For people who mistrust ___, learning the facts may make the problem worse.

That’s the tagline from “Vaccine Myth-Busting Can Backfire“, which highlights these findings:

A new study published earlier this week in the journal Vaccine found that when it comes to vaccination, a subject rife with myths and misperceptions, knowing the facts may not really be all that effective in winning over anti-vaxxers—and, in some cases, may even do more harm than good.

The study found that when people concerned about side effects of the flu shot learned that it couldn’t cause the flu, they actually became less willing to get it.

It’s a variant on the classic phenomenon of

the “backfire effect,” or the idea that when presented with information that contradicts their closely-held beliefs, people will become more convinced, not less, that they’re in the right.

What’s simultaneously interesting and more troubling about this finding is that people did change their knowledge, but that still didn’t translate into the corresponding action:

Though the vaccine studies have yielded results subtly different from the “backfire effect”—people were willing to accept new information as true, even when it had no effect on what they did in the end—Nyhan believes that the same sort of mental gymnastics is likely at work across both areas: reactance, the psychological phenomenon in which persuading people to accept certain idea can push them in the opposite direction.

It raises the ethical question of how educators should “first, do no harm” when teaching, if their efforts may backfire.
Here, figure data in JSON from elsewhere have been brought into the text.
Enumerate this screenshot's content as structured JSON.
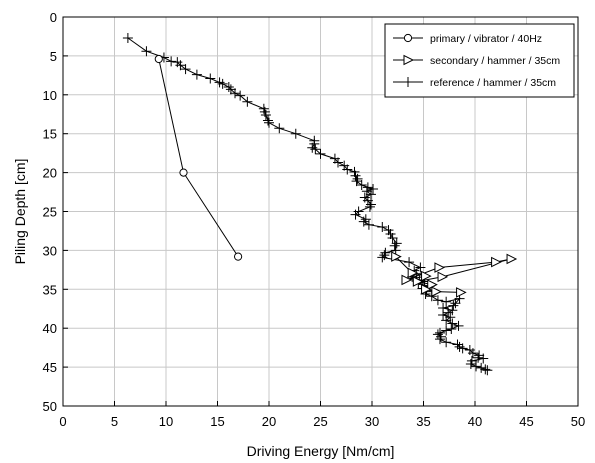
{
  "chart_data": {
    "type": "line",
    "xlabel": "Driving Energy [Nm/cm]",
    "ylabel": "Piling Depth [cm]",
    "xlim": [
      0,
      50
    ],
    "ylim": [
      0,
      50
    ],
    "y_inverted": true,
    "x_ticks": [
      0,
      5,
      10,
      15,
      20,
      25,
      30,
      35,
      40,
      45,
      50
    ],
    "y_ticks": [
      0,
      5,
      10,
      15,
      20,
      25,
      30,
      35,
      40,
      45,
      50
    ],
    "grid": true,
    "legend_position": "top-right",
    "series": [
      {
        "name": "primary / vibrator / 40Hz",
        "marker": "circle",
        "points": [
          [
            9.3,
            5.4
          ],
          [
            11.7,
            20.0
          ],
          [
            17.0,
            30.8
          ]
        ]
      },
      {
        "name": "secondary / hammer / 35cm",
        "marker": "triangle-right",
        "points": [
          [
            32.3,
            30.8
          ],
          [
            33.9,
            32.9
          ],
          [
            35.2,
            33.3
          ],
          [
            33.3,
            33.8
          ],
          [
            36.5,
            32.2
          ],
          [
            42.0,
            31.5
          ],
          [
            43.5,
            31.1
          ],
          [
            36.8,
            33.4
          ],
          [
            34.4,
            34.0
          ],
          [
            35.8,
            34.4
          ],
          [
            35.2,
            35.0
          ],
          [
            36.2,
            35.3
          ],
          [
            38.6,
            35.4
          ]
        ]
      },
      {
        "name": "reference / hammer / 35cm",
        "marker": "plus",
        "points": [
          [
            6.3,
            2.7
          ],
          [
            8.1,
            4.4
          ],
          [
            9.8,
            5.2
          ],
          [
            10.5,
            5.7
          ],
          [
            11.1,
            5.8
          ],
          [
            11.4,
            6.2
          ],
          [
            11.9,
            6.7
          ],
          [
            13.0,
            7.4
          ],
          [
            14.3,
            7.9
          ],
          [
            15.2,
            8.4
          ],
          [
            15.5,
            8.6
          ],
          [
            16.1,
            9.0
          ],
          [
            16.3,
            9.3
          ],
          [
            16.7,
            9.8
          ],
          [
            17.2,
            10.1
          ],
          [
            17.9,
            10.9
          ],
          [
            19.5,
            11.8
          ],
          [
            19.6,
            12.2
          ],
          [
            19.7,
            12.6
          ],
          [
            19.9,
            13.3
          ],
          [
            20.0,
            13.6
          ],
          [
            21.0,
            14.3
          ],
          [
            22.6,
            15.0
          ],
          [
            24.4,
            15.9
          ],
          [
            24.4,
            16.3
          ],
          [
            24.2,
            16.8
          ],
          [
            24.5,
            17.0
          ],
          [
            25.0,
            17.6
          ],
          [
            26.4,
            18.2
          ],
          [
            26.7,
            18.7
          ],
          [
            27.3,
            19.1
          ],
          [
            27.6,
            19.6
          ],
          [
            28.3,
            19.9
          ],
          [
            28.4,
            20.4
          ],
          [
            28.6,
            20.8
          ],
          [
            28.5,
            21.1
          ],
          [
            29.0,
            21.6
          ],
          [
            29.6,
            21.9
          ],
          [
            30.1,
            22.1
          ],
          [
            29.5,
            22.4
          ],
          [
            29.9,
            22.8
          ],
          [
            29.3,
            23.2
          ],
          [
            29.6,
            23.6
          ],
          [
            29.9,
            24.1
          ],
          [
            29.8,
            24.4
          ],
          [
            28.7,
            25.0
          ],
          [
            28.4,
            25.4
          ],
          [
            29.4,
            26.0
          ],
          [
            29.2,
            26.3
          ],
          [
            29.7,
            26.7
          ],
          [
            31.0,
            27.0
          ],
          [
            31.6,
            27.4
          ],
          [
            31.8,
            27.9
          ],
          [
            32.0,
            28.4
          ],
          [
            32.4,
            29.1
          ],
          [
            32.2,
            29.4
          ],
          [
            32.3,
            30.0
          ],
          [
            31.3,
            30.3
          ],
          [
            31.2,
            30.6
          ],
          [
            31.0,
            30.9
          ],
          [
            33.6,
            31.5
          ],
          [
            34.7,
            32.2
          ],
          [
            34.1,
            32.6
          ],
          [
            34.3,
            33.0
          ],
          [
            33.9,
            33.4
          ],
          [
            34.6,
            33.8
          ],
          [
            35.1,
            34.0
          ],
          [
            34.5,
            34.3
          ],
          [
            35.6,
            34.6
          ],
          [
            34.9,
            34.9
          ],
          [
            35.3,
            35.3
          ],
          [
            35.2,
            35.6
          ],
          [
            35.8,
            35.9
          ],
          [
            36.4,
            36.4
          ],
          [
            37.2,
            36.6
          ],
          [
            38.5,
            36.2
          ],
          [
            38.1,
            36.8
          ],
          [
            37.9,
            37.1
          ],
          [
            36.9,
            37.4
          ],
          [
            37.8,
            37.7
          ],
          [
            37.4,
            38.0
          ],
          [
            36.9,
            38.3
          ],
          [
            37.6,
            38.6
          ],
          [
            37.2,
            39.0
          ],
          [
            37.8,
            39.4
          ],
          [
            38.4,
            39.7
          ],
          [
            37.7,
            40.1
          ],
          [
            37.2,
            40.3
          ],
          [
            36.6,
            40.6
          ],
          [
            36.4,
            40.8
          ],
          [
            36.7,
            41.1
          ],
          [
            36.6,
            41.4
          ],
          [
            37.2,
            41.8
          ],
          [
            38.3,
            42.1
          ],
          [
            38.5,
            42.4
          ],
          [
            38.8,
            42.6
          ],
          [
            39.5,
            42.8
          ],
          [
            39.8,
            43.2
          ],
          [
            40.4,
            43.5
          ],
          [
            40.3,
            43.8
          ],
          [
            40.8,
            43.9
          ],
          [
            39.7,
            44.2
          ],
          [
            39.6,
            44.6
          ],
          [
            40.1,
            44.9
          ],
          [
            40.6,
            45.1
          ],
          [
            41.0,
            45.3
          ],
          [
            41.2,
            45.4
          ]
        ]
      }
    ]
  }
}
It also highlights how crucial it is for instruction to account for learners’ identities, values, and motivations in order to be meaningfully effective.

Out-of-school factors connect with in-school success

Per “Strong neighborhoods, parenting can bridge ‘achievement gap‘”:

“when youth in urban environments have supportive parents and feel safe in their neighborhoods, they are positive about their future and believe they can be successful in school,” says lead author Henrika McCoy, assistant professor at UIC’s Jane Addams College of Social Work.
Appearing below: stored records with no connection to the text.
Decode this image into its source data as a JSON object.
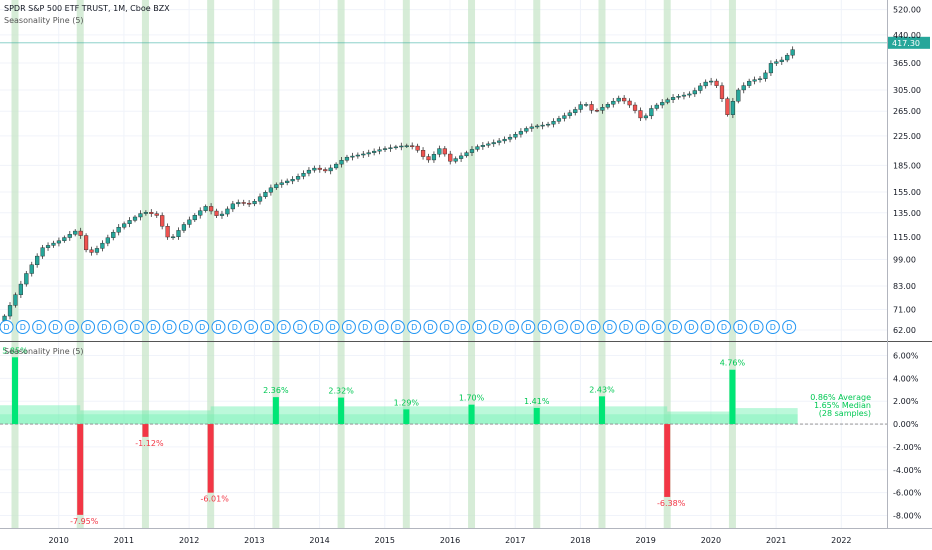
{
  "header": {
    "title": "SPDR S&P 500 ETF TRUST, 1M, Cboe BZX",
    "indicator": "Seasonality Pine (5)",
    "indicator_pane": "Seasonality Pine (5)"
  },
  "colors": {
    "up": "#26a69a",
    "down": "#ef5350",
    "band": "#c8e6c9",
    "pos_bar": "#00e676",
    "neg_bar": "#f23645",
    "area": "#69f0ae",
    "last_price": "#26a69a",
    "event": "#2196f3"
  },
  "chart_data": [
    {
      "type": "candlestick",
      "title": "SPDR S&P 500 ETF TRUST, 1M, Cboe BZX",
      "x_axis": {
        "ticks": [
          "2010",
          "2011",
          "2012",
          "2013",
          "2014",
          "2015",
          "2016",
          "2017",
          "2018",
          "2019",
          "2020",
          "2021",
          "2022"
        ],
        "range": [
          2009.1,
          2022.7
        ]
      },
      "y_axis": {
        "scale": "log",
        "range": [
          58,
          540
        ],
        "ticks": [
          "520.00",
          "440.00",
          "365.00",
          "305.00",
          "265.00",
          "225.00",
          "185.00",
          "155.00",
          "135.00",
          "115.00",
          "99.00",
          "83.00",
          "71.00",
          "62.00"
        ]
      },
      "last_price": "417.30",
      "highlight_months": [
        2009.33,
        2010.33,
        2011.33,
        2012.33,
        2013.33,
        2014.33,
        2015.33,
        2016.33,
        2017.33,
        2018.33,
        2019.33,
        2020.33
      ],
      "event_marker": "D",
      "event_markers": [
        2009.2,
        2009.45,
        2009.7,
        2009.95,
        2010.2,
        2010.45,
        2010.7,
        2010.95,
        2011.2,
        2011.45,
        2011.7,
        2011.95,
        2012.2,
        2012.45,
        2012.7,
        2012.95,
        2013.2,
        2013.45,
        2013.7,
        2013.95,
        2014.2,
        2014.45,
        2014.7,
        2014.95,
        2015.2,
        2015.45,
        2015.7,
        2015.95,
        2016.2,
        2016.45,
        2016.7,
        2016.95,
        2017.2,
        2017.45,
        2017.7,
        2017.95,
        2018.2,
        2018.45,
        2018.7,
        2018.95,
        2019.2,
        2019.45,
        2019.7,
        2019.95,
        2020.2,
        2020.45,
        2020.7,
        2020.95,
        2021.2
      ],
      "path": [
        [
          2009.17,
          68
        ],
        [
          2009.5,
          90
        ],
        [
          2009.75,
          107
        ],
        [
          2010.0,
          112
        ],
        [
          2010.3,
          121
        ],
        [
          2010.45,
          102
        ],
        [
          2010.6,
          107
        ],
        [
          2010.9,
          122
        ],
        [
          2011.3,
          136
        ],
        [
          2011.5,
          133
        ],
        [
          2011.7,
          112
        ],
        [
          2011.9,
          124
        ],
        [
          2012.25,
          141
        ],
        [
          2012.45,
          131
        ],
        [
          2012.7,
          145
        ],
        [
          2012.95,
          143
        ],
        [
          2013.3,
          162
        ],
        [
          2013.6,
          169
        ],
        [
          2013.9,
          182
        ],
        [
          2014.1,
          178
        ],
        [
          2014.4,
          195
        ],
        [
          2014.7,
          200
        ],
        [
          2014.95,
          206
        ],
        [
          2015.3,
          211
        ],
        [
          2015.45,
          210
        ],
        [
          2015.65,
          190
        ],
        [
          2015.85,
          208
        ],
        [
          2016.0,
          190
        ],
        [
          2016.15,
          196
        ],
        [
          2016.4,
          209
        ],
        [
          2016.7,
          216
        ],
        [
          2016.9,
          222
        ],
        [
          2017.2,
          238
        ],
        [
          2017.5,
          243
        ],
        [
          2017.9,
          266
        ],
        [
          2018.05,
          282
        ],
        [
          2018.2,
          263
        ],
        [
          2018.6,
          290
        ],
        [
          2018.8,
          272
        ],
        [
          2018.95,
          249
        ],
        [
          2019.1,
          272
        ],
        [
          2019.4,
          290
        ],
        [
          2019.7,
          298
        ],
        [
          2019.9,
          321
        ],
        [
          2020.05,
          325
        ],
        [
          2020.15,
          296
        ],
        [
          2020.25,
          258
        ],
        [
          2020.4,
          303
        ],
        [
          2020.6,
          325
        ],
        [
          2020.8,
          330
        ],
        [
          2020.9,
          363
        ],
        [
          2021.1,
          373
        ],
        [
          2021.25,
          398
        ],
        [
          2021.33,
          417.3
        ]
      ]
    },
    {
      "type": "bar",
      "title": "Seasonality Pine (5)",
      "ylim": [
        -9.1,
        7.1
      ],
      "y_ticks": [
        "6.00%",
        "4.00%",
        "2.00%",
        "0.00%",
        "-2.00%",
        "-4.00%",
        "-6.00%",
        "-8.00%"
      ],
      "x": [
        2009.33,
        2010.33,
        2011.33,
        2012.33,
        2013.33,
        2014.33,
        2015.33,
        2016.33,
        2017.33,
        2018.33,
        2019.33,
        2020.33
      ],
      "values": [
        5.85,
        -7.95,
        -1.12,
        -6.01,
        2.36,
        2.32,
        1.29,
        1.7,
        1.41,
        2.43,
        -6.38,
        4.76
      ],
      "labels": [
        "5.85%",
        "-7.95%",
        "-1.12%",
        "-6.01%",
        "2.36%",
        "2.32%",
        "1.29%",
        "1.70%",
        "1.41%",
        "2.43%",
        "-6.38%",
        "4.76%"
      ],
      "average": {
        "value": 0.86,
        "label": "0.86% Average"
      },
      "median": {
        "value": 1.65,
        "label": "1.65% Median"
      },
      "samples": "(28 samples)",
      "area_levels": [
        [
          2009.1,
          2010.33,
          1.65
        ],
        [
          2010.33,
          2012.33,
          1.2
        ],
        [
          2012.33,
          2019.33,
          1.55
        ],
        [
          2019.33,
          2020.33,
          1.1
        ],
        [
          2020.33,
          2021.33,
          1.4
        ]
      ]
    }
  ]
}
The statements with the strongest correlation with academic achievement were: “I can be successful” (indicating future aspirations); “I can talk with parents about bad things” (positive parental relationships); and “I can be safe within a few blocks from home” (safe neighborhood environment).

Henrika McCoy, Elizabeth A. Bowen. Hope in the Social Environment: Factors Affecting Future Aspirations and School Self-Efficacy for Youth in Urban Environments. Child and Adolescent Social Work Journal, 2014; DOI: 10.1007/s10560-014-0343-7

Don’t Just Acknowledge Bias, Demand Its Reduction

From Adam Grant and Sheryl Sandberg’s “When Talking About Bias Backfires“:

The assumption is that when people realize that biases are widespread, they will be more likely to overcome them. But new research suggests that if we’re not careful, making people aware of bias can backfire, leading them to discriminate more rather than less.
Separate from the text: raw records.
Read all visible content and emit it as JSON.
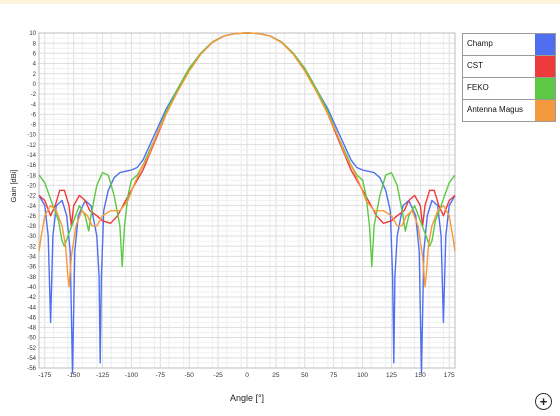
{
  "chart_data": {
    "type": "line",
    "title": "",
    "xlabel": "Angle [°]",
    "ylabel": "Gain [dBi]",
    "xlim": [
      -180,
      180
    ],
    "ylim": [
      -56,
      10
    ],
    "x_ticks": [
      -175,
      -150,
      -125,
      -100,
      -75,
      -50,
      -25,
      0,
      25,
      50,
      75,
      100,
      125,
      150,
      175
    ],
    "y_ticks": [
      10,
      8,
      6,
      4,
      2,
      0,
      -2,
      -4,
      -6,
      -8,
      -10,
      -12,
      -14,
      -16,
      -18,
      -20,
      -22,
      -24,
      -26,
      -28,
      -30,
      -32,
      -34,
      -36,
      -38,
      -40,
      -42,
      -44,
      -46,
      -48,
      -50,
      -52,
      -54,
      -56
    ],
    "grid": true,
    "legend_position": "right",
    "series": [
      {
        "name": "Champ",
        "color": "#4f6ff0",
        "points": [
          [
            -180,
            -22
          ],
          [
            -175,
            -24
          ],
          [
            -172,
            -30
          ],
          [
            -170,
            -47
          ],
          [
            -168,
            -30
          ],
          [
            -165,
            -24
          ],
          [
            -160,
            -23
          ],
          [
            -156,
            -26
          ],
          [
            -153,
            -33
          ],
          [
            -151,
            -57
          ],
          [
            -149,
            -33
          ],
          [
            -146,
            -26
          ],
          [
            -140,
            -23
          ],
          [
            -135,
            -24
          ],
          [
            -130,
            -30
          ],
          [
            -128,
            -38
          ],
          [
            -127,
            -55
          ],
          [
            -126,
            -38
          ],
          [
            -124,
            -25
          ],
          [
            -120,
            -21
          ],
          [
            -115,
            -18.5
          ],
          [
            -110,
            -17.5
          ],
          [
            -100,
            -17
          ],
          [
            -95,
            -16.5
          ],
          [
            -90,
            -15
          ],
          [
            -80,
            -10
          ],
          [
            -70,
            -5
          ],
          [
            -60,
            -1
          ],
          [
            -50,
            3
          ],
          [
            -40,
            6
          ],
          [
            -30,
            8.2
          ],
          [
            -20,
            9.4
          ],
          [
            -10,
            9.9
          ],
          [
            0,
            10
          ],
          [
            10,
            9.9
          ],
          [
            20,
            9.4
          ],
          [
            30,
            8.2
          ],
          [
            40,
            6
          ],
          [
            50,
            3
          ],
          [
            60,
            -1
          ],
          [
            70,
            -5
          ],
          [
            80,
            -10
          ],
          [
            90,
            -15
          ],
          [
            95,
            -16.5
          ],
          [
            100,
            -17
          ],
          [
            110,
            -17.5
          ],
          [
            115,
            -18.5
          ],
          [
            120,
            -21
          ],
          [
            124,
            -25
          ],
          [
            126,
            -38
          ],
          [
            127,
            -55
          ],
          [
            128,
            -38
          ],
          [
            130,
            -30
          ],
          [
            135,
            -24
          ],
          [
            140,
            -23
          ],
          [
            146,
            -26
          ],
          [
            149,
            -33
          ],
          [
            151,
            -57
          ],
          [
            153,
            -33
          ],
          [
            156,
            -26
          ],
          [
            160,
            -23
          ],
          [
            165,
            -24
          ],
          [
            168,
            -30
          ],
          [
            170,
            -47
          ],
          [
            172,
            -30
          ],
          [
            175,
            -24
          ],
          [
            180,
            -22
          ]
        ]
      },
      {
        "name": "CST",
        "color": "#ee3a3a",
        "points": [
          [
            -180,
            -22
          ],
          [
            -175,
            -23
          ],
          [
            -170,
            -26
          ],
          [
            -166,
            -24
          ],
          [
            -162,
            -21
          ],
          [
            -158,
            -21
          ],
          [
            -154,
            -24
          ],
          [
            -152,
            -28
          ],
          [
            -150,
            -24
          ],
          [
            -145,
            -22
          ],
          [
            -140,
            -23
          ],
          [
            -136,
            -25
          ],
          [
            -130,
            -26
          ],
          [
            -125,
            -27
          ],
          [
            -118,
            -27.5
          ],
          [
            -112,
            -26
          ],
          [
            -105,
            -23
          ],
          [
            -100,
            -21
          ],
          [
            -95,
            -19
          ],
          [
            -90,
            -17
          ],
          [
            -80,
            -11.5
          ],
          [
            -70,
            -6
          ],
          [
            -60,
            -1
          ],
          [
            -50,
            3
          ],
          [
            -40,
            6
          ],
          [
            -30,
            8.2
          ],
          [
            -20,
            9.4
          ],
          [
            -10,
            9.9
          ],
          [
            0,
            10
          ],
          [
            10,
            9.9
          ],
          [
            20,
            9.4
          ],
          [
            30,
            8.2
          ],
          [
            40,
            6
          ],
          [
            50,
            3
          ],
          [
            60,
            -1
          ],
          [
            70,
            -6
          ],
          [
            80,
            -11.5
          ],
          [
            90,
            -17
          ],
          [
            95,
            -19
          ],
          [
            100,
            -21
          ],
          [
            105,
            -23
          ],
          [
            112,
            -26
          ],
          [
            118,
            -27.5
          ],
          [
            125,
            -27
          ],
          [
            130,
            -26
          ],
          [
            136,
            -25
          ],
          [
            140,
            -23
          ],
          [
            145,
            -22
          ],
          [
            150,
            -24
          ],
          [
            152,
            -28
          ],
          [
            154,
            -24
          ],
          [
            158,
            -21
          ],
          [
            162,
            -21
          ],
          [
            166,
            -24
          ],
          [
            170,
            -26
          ],
          [
            175,
            -23
          ],
          [
            180,
            -22
          ]
        ]
      },
      {
        "name": "FEKO",
        "color": "#5cc843",
        "points": [
          [
            -180,
            -18
          ],
          [
            -175,
            -19.5
          ],
          [
            -168,
            -24
          ],
          [
            -163,
            -27
          ],
          [
            -160,
            -31
          ],
          [
            -158,
            -32
          ],
          [
            -155,
            -30
          ],
          [
            -150,
            -27
          ],
          [
            -145,
            -24
          ],
          [
            -140,
            -26
          ],
          [
            -137,
            -29
          ],
          [
            -135,
            -26
          ],
          [
            -130,
            -20
          ],
          [
            -125,
            -17.5
          ],
          [
            -120,
            -18
          ],
          [
            -115,
            -22
          ],
          [
            -110,
            -28
          ],
          [
            -108,
            -36
          ],
          [
            -106,
            -28
          ],
          [
            -103,
            -22
          ],
          [
            -100,
            -19
          ],
          [
            -95,
            -18
          ],
          [
            -90,
            -16
          ],
          [
            -80,
            -11
          ],
          [
            -70,
            -5.5
          ],
          [
            -60,
            -1
          ],
          [
            -50,
            3
          ],
          [
            -40,
            6
          ],
          [
            -30,
            8.2
          ],
          [
            -20,
            9.4
          ],
          [
            -10,
            9.9
          ],
          [
            0,
            10
          ],
          [
            10,
            9.9
          ],
          [
            20,
            9.4
          ],
          [
            30,
            8.2
          ],
          [
            40,
            6
          ],
          [
            50,
            3
          ],
          [
            60,
            -1
          ],
          [
            70,
            -5.5
          ],
          [
            80,
            -11
          ],
          [
            90,
            -16
          ],
          [
            95,
            -18
          ],
          [
            100,
            -19
          ],
          [
            103,
            -22
          ],
          [
            106,
            -28
          ],
          [
            108,
            -36
          ],
          [
            110,
            -28
          ],
          [
            115,
            -22
          ],
          [
            120,
            -18
          ],
          [
            125,
            -17.5
          ],
          [
            130,
            -20
          ],
          [
            135,
            -26
          ],
          [
            137,
            -29
          ],
          [
            140,
            -26
          ],
          [
            145,
            -24
          ],
          [
            150,
            -27
          ],
          [
            155,
            -30
          ],
          [
            158,
            -32
          ],
          [
            160,
            -31
          ],
          [
            163,
            -27
          ],
          [
            168,
            -24
          ],
          [
            175,
            -19.5
          ],
          [
            180,
            -18
          ]
        ]
      },
      {
        "name": "Antenna Magus",
        "color": "#f59a3c",
        "points": [
          [
            -180,
            -33
          ],
          [
            -178,
            -30
          ],
          [
            -175,
            -26
          ],
          [
            -170,
            -24
          ],
          [
            -165,
            -25
          ],
          [
            -160,
            -28
          ],
          [
            -157,
            -32
          ],
          [
            -155,
            -38
          ],
          [
            -154,
            -40
          ],
          [
            -152,
            -34
          ],
          [
            -148,
            -28
          ],
          [
            -143,
            -25
          ],
          [
            -138,
            -26
          ],
          [
            -134,
            -28
          ],
          [
            -130,
            -28
          ],
          [
            -125,
            -26
          ],
          [
            -118,
            -25
          ],
          [
            -110,
            -25
          ],
          [
            -103,
            -23
          ],
          [
            -98,
            -20
          ],
          [
            -92,
            -17
          ],
          [
            -85,
            -14
          ],
          [
            -78,
            -10
          ],
          [
            -70,
            -6
          ],
          [
            -60,
            -1.5
          ],
          [
            -50,
            2.5
          ],
          [
            -40,
            5.8
          ],
          [
            -30,
            8.1
          ],
          [
            -20,
            9.4
          ],
          [
            -10,
            9.9
          ],
          [
            0,
            10
          ],
          [
            10,
            9.9
          ],
          [
            20,
            9.4
          ],
          [
            30,
            8.1
          ],
          [
            40,
            5.8
          ],
          [
            50,
            2.5
          ],
          [
            60,
            -1.5
          ],
          [
            70,
            -6
          ],
          [
            78,
            -10
          ],
          [
            85,
            -14
          ],
          [
            92,
            -17
          ],
          [
            98,
            -20
          ],
          [
            103,
            -23
          ],
          [
            110,
            -25
          ],
          [
            118,
            -25
          ],
          [
            125,
            -26
          ],
          [
            130,
            -28
          ],
          [
            134,
            -28
          ],
          [
            138,
            -26
          ],
          [
            143,
            -25
          ],
          [
            148,
            -28
          ],
          [
            152,
            -34
          ],
          [
            154,
            -40
          ],
          [
            155,
            -38
          ],
          [
            157,
            -32
          ],
          [
            160,
            -28
          ],
          [
            165,
            -25
          ],
          [
            170,
            -24
          ],
          [
            175,
            -26
          ],
          [
            178,
            -30
          ],
          [
            180,
            -33
          ]
        ]
      }
    ]
  },
  "ui": {
    "zoom_label": "+"
  }
}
The key is to conclude the acknowledgment of the problem with clear disapproval of it, such as:

“Please don’t remove the petrified wood from the park.”

“A vast majority of people try to overcome their stereotypic preconceptions.”

“I don’t ever want to see this happen again.”

Social cues can be powerful; use them well.

Flipped instruction and self-regulated learning

From Robert Talbert’s “Flipped learning skepticism: Can students really learn on their own?“:

[Students’] primary experience is with pedagogy that emphasizes dependence. They are brainwashed through years of instructor-centered pedagogy that they are helpless when it comes to learning. But the fact remains that as human beings, they retain the capacity to learn and to regulate their learning. It’s just difficult and takes time and patience.

I’ve long believed that the most important quality which a good teacher must possess is the belief that all students can learn. I’ve also come to believe that self-directed learning is a valuable skill which must be explicitly nurtured and sustained from early childhood education on. As Talbert notes, we all start with it, but it can fade quickly in discouraging environments.